The second church is the one my daughter was worshipping in – the skate-park. Watching my daughter through my warm windshield I realize that she loses herself in the very same way her father used to lose himself on the basketball court. There’s a flow to the movement and the repetition is not boring but harmonic to her. There were a number of other worshippers with her and they too, in their own ways, worshipped in the flow also.

Worshipping Mom

What made that skate-park an even more sacred place was a family of four that pulled up after the Foundations couples had parked and departed. The family had two sons, carrying their boards, as well as a father carrying his. The mom, boardless, had a large cup of coffee, a Sunday paper and a big trash-bag.

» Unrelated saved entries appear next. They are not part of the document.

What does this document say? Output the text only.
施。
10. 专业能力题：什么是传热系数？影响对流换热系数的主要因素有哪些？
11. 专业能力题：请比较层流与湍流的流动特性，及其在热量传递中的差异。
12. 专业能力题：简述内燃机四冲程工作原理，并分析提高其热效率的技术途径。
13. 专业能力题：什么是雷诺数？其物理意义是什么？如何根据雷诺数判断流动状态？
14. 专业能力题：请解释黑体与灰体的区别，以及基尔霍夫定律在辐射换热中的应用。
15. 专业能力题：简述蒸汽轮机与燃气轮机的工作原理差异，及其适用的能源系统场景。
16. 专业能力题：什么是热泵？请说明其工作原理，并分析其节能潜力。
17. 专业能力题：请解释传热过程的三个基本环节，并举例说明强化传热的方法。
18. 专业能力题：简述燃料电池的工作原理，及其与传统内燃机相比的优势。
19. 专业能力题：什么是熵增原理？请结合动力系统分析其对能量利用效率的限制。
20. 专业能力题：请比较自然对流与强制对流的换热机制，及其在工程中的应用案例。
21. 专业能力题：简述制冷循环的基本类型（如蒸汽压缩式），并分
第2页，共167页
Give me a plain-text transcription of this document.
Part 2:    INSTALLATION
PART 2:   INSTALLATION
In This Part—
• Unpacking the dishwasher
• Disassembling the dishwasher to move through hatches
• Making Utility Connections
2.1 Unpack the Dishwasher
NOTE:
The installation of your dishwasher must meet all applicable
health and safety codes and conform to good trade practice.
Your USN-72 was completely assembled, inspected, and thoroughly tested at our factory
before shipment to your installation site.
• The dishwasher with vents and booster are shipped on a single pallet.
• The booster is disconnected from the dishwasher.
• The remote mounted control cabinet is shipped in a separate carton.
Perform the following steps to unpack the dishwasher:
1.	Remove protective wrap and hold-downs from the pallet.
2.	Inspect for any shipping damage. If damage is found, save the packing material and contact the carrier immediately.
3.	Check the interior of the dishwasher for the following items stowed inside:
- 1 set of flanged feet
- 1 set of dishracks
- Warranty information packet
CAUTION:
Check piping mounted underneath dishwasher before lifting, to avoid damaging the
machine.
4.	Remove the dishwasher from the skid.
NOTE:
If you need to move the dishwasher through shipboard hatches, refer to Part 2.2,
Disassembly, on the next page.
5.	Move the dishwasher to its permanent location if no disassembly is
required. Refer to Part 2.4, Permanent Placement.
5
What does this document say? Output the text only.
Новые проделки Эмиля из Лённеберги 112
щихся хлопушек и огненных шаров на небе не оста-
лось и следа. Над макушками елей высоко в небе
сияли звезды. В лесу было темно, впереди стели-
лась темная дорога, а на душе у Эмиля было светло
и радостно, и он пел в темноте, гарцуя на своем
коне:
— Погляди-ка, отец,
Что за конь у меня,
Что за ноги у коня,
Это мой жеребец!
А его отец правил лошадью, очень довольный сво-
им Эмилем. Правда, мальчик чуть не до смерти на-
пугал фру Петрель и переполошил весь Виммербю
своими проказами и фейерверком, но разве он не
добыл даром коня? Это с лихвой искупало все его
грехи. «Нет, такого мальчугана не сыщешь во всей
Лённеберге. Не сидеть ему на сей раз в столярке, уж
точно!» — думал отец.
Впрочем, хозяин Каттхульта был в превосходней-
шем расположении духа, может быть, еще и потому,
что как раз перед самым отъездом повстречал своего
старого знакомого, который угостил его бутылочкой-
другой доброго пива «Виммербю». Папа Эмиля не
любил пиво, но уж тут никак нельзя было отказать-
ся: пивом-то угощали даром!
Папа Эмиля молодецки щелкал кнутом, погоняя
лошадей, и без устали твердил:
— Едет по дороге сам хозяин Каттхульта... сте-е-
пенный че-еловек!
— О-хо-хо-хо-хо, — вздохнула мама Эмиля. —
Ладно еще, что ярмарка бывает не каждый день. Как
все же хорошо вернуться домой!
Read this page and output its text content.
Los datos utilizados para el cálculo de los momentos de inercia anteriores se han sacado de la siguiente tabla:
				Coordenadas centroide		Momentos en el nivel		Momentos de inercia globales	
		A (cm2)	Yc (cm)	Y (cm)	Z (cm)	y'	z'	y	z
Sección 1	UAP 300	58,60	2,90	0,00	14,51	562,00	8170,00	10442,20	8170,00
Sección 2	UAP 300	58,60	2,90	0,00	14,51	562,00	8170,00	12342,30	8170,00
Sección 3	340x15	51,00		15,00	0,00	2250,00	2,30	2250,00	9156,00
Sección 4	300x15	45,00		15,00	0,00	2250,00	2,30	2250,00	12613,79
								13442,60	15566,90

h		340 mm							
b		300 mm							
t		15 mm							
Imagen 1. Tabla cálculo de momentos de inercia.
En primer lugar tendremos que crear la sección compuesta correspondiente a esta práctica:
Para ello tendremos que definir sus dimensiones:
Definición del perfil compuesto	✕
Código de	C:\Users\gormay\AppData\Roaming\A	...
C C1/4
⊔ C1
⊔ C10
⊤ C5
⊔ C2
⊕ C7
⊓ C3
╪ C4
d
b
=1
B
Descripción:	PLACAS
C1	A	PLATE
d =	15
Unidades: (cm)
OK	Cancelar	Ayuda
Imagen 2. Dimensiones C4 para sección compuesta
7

The coffee and the paper I understood, but I wondered what she needed the trash-bag for. She promptly set down the coffee and the paper and proceeded to pick up every piece of trash she could find in that skate-park. Her sons acted as though it was the most normal thing in the word – Mom always picks up trash here, no biggie – and she chatted with different skaters as she picked up empty bottles and assorted litter.

I don’t know why but it brought tears to my eyes. In this crazy mixed-up world, where I feel more at home (or at church) with my daughter at a skate-park on a Sunday morning, this woman was worshipping in such an elemental way. I think Jesus would have picked up trash – I think it would have seemed the most natural (and maybe supernatural) thing in the world to him if he was there on that morning.

I mean no disrespect to those older couples heading off to church. They find God in a different place than my daughter – such has always been the case. But what about those of us “in between” – unable to tolerate the ‘Bible-study’ that our parents find so essential and wondering why the skate-parks of our world don’t count in the sacred category?


I have a friend who was doing a workshop on the east coast a few months ago and he met a fellow named A.J. My friend said A.J. was one of the toughest men he’d ever met – gruff and strong for his 70+ years.

In the course of the workshop, A.J. mentioned that the church he was attending didn’t really matter to his children or grandchildren.

My friend asked him, “If you had to pick between the two, who would you pick – your family or your church?”

A.J. didn’t hesitate, “Why I’d choose my family – every time.”

Whose Thinking
I wonder if that’s not the biggest difference between me (a 39-year-old church-kid turned church-alumni) and my parents? I’d rather be with my 12-year-old. I’m actually more interested in what she considers sacred then what I think I know is sacred. Perhaps I don’t’ know what’s sacred anymore at all – that’s a possibility.

A question

Which leaves me with a question that I am going to pursue with young and old alike –

“What do your children (or grand-children) think?”

I find that I enjoy the prospects of that question for several reasons:

  • It doesn’t put anyone on the defensive. I’m really asking a parent (or grand-parent) what their child thinks.
  • They’re not defending anything of their own.
  • That answer matters more than what we (as 40 or 50 or 60 year olds) think – at least in terms of time left to do anything about what we think.
  • The description of someone else’s thinking often tells you more about the describer than you would otherwise get.

Such a description taps something deep in all of us as parents and grand-parents.

It’s not that we want to be “in the know” as much as we (each of us) want to be known – especially by those who are next, those who will shape policy and grandchildren and even great-children that we will never see on this side.


So, my self-proposition is two-fold. I will seek to:

  1. Ask the “What do your children think?” question and listen, as well as
  2. Look for church in the unlikely (and simultaneous) places

…Where passion, flow and imagination breath the fresh air of a good God who is constantly speaking in Foundation bible-studies and bag-ladies and everything (and everyone) in between.